L’une voilée, l’autre pas, est le titre d’un livre co-rédigé par Dounia Bouzar et Saïda Kada. Un débat serein entre deux femmes aux parcours très différents qui posent la question suivante : « comment la culture musulmane peut-elle participer harmonieusement à la modernité républicaine ? »

Nous publions en exclusivité un extrait de ce débat.

Saïda : Les choses ne sont pas simples, l’exemple que je viens de vivre l’illustre parfaitement : j’ai été amenée à participer – en tant que membre de Divercité – à des réunions du Conseil Lyonnais pour le respect des Droits1, qui est un organe para-municipal consultatif ayant pour vocation de réfléchir sur la question des Droits des personnes. Nous y abordons différents thèmes comme la vidéosurveillance, le négationnisme et le racisme à l’université de Lyon III, justice et sécurité, le logement, la précarité, etc… Je siège à deux commissions : « Justice et Sécurité » et « Famille et Logement ». D’autres membres de Divercité siègent dans d’autres commissions. Le principe est que chaque membre d’association adhérente choisit les commissions dans lesquelles il souhaite s’investir.

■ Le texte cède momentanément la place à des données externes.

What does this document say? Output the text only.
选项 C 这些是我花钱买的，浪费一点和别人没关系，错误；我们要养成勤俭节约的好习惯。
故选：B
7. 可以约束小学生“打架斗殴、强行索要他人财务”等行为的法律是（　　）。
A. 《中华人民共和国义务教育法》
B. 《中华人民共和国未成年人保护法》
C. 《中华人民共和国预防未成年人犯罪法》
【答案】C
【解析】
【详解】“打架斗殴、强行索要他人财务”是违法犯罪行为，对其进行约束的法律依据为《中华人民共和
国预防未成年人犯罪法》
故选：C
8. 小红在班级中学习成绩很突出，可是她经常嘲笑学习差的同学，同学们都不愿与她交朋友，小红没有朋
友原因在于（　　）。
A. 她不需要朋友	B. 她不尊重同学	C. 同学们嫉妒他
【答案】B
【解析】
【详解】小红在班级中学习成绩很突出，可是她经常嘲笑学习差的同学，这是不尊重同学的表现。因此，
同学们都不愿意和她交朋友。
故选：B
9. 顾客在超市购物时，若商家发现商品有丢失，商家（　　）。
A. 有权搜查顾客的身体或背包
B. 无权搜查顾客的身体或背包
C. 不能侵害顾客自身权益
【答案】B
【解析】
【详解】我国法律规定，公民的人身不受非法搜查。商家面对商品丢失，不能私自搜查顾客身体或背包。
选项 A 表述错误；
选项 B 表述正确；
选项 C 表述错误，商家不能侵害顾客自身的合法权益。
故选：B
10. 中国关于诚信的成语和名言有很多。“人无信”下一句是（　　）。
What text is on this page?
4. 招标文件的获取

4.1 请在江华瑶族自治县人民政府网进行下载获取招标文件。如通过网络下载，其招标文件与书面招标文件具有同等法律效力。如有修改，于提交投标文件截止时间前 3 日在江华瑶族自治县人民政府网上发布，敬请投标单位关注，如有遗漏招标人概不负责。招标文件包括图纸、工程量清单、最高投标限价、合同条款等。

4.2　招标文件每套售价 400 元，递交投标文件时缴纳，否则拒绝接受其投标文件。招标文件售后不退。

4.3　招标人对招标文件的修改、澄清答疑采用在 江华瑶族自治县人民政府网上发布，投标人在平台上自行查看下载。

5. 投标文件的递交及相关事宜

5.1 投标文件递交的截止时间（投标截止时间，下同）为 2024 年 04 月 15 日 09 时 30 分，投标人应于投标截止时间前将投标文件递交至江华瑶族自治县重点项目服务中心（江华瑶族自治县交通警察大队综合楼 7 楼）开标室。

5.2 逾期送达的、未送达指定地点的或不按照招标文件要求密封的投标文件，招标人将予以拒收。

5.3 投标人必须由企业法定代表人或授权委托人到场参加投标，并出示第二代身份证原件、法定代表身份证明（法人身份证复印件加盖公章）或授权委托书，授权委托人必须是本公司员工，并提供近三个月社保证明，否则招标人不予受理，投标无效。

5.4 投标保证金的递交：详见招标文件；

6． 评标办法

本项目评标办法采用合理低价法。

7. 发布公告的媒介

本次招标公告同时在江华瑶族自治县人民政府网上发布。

La vice-présidente d’une des associations membres – Regards de femmes, association féministe lyonnaise – a refusé de continuer à participer à ce Conseil tant que j’y étais, parce qu’elle ne supportait pas mon foulard. Elle motive sa réaction dans le journal Libération en estimant qu’en le portant, je suis « complice de la domination masculine et donc des viols collectifs avec actes de barbaries ». Le journaliste écrit qu’elle va jusqu’à comparer le foulard à l’étoile jaune. Elle a réitéré ses propos dans le magazine « Lyon Femmes », estimant que « le foulard et les viols collectifs relèvent du même mépris pour les femmes ». Enfin, elle estime que cette commission extra-municipale étant financée par la Mairie, il y a une obligation de laïcité et de neutralité et s’interroge : « Est-ce que nous sommes toujours dans l’espace républicain français ?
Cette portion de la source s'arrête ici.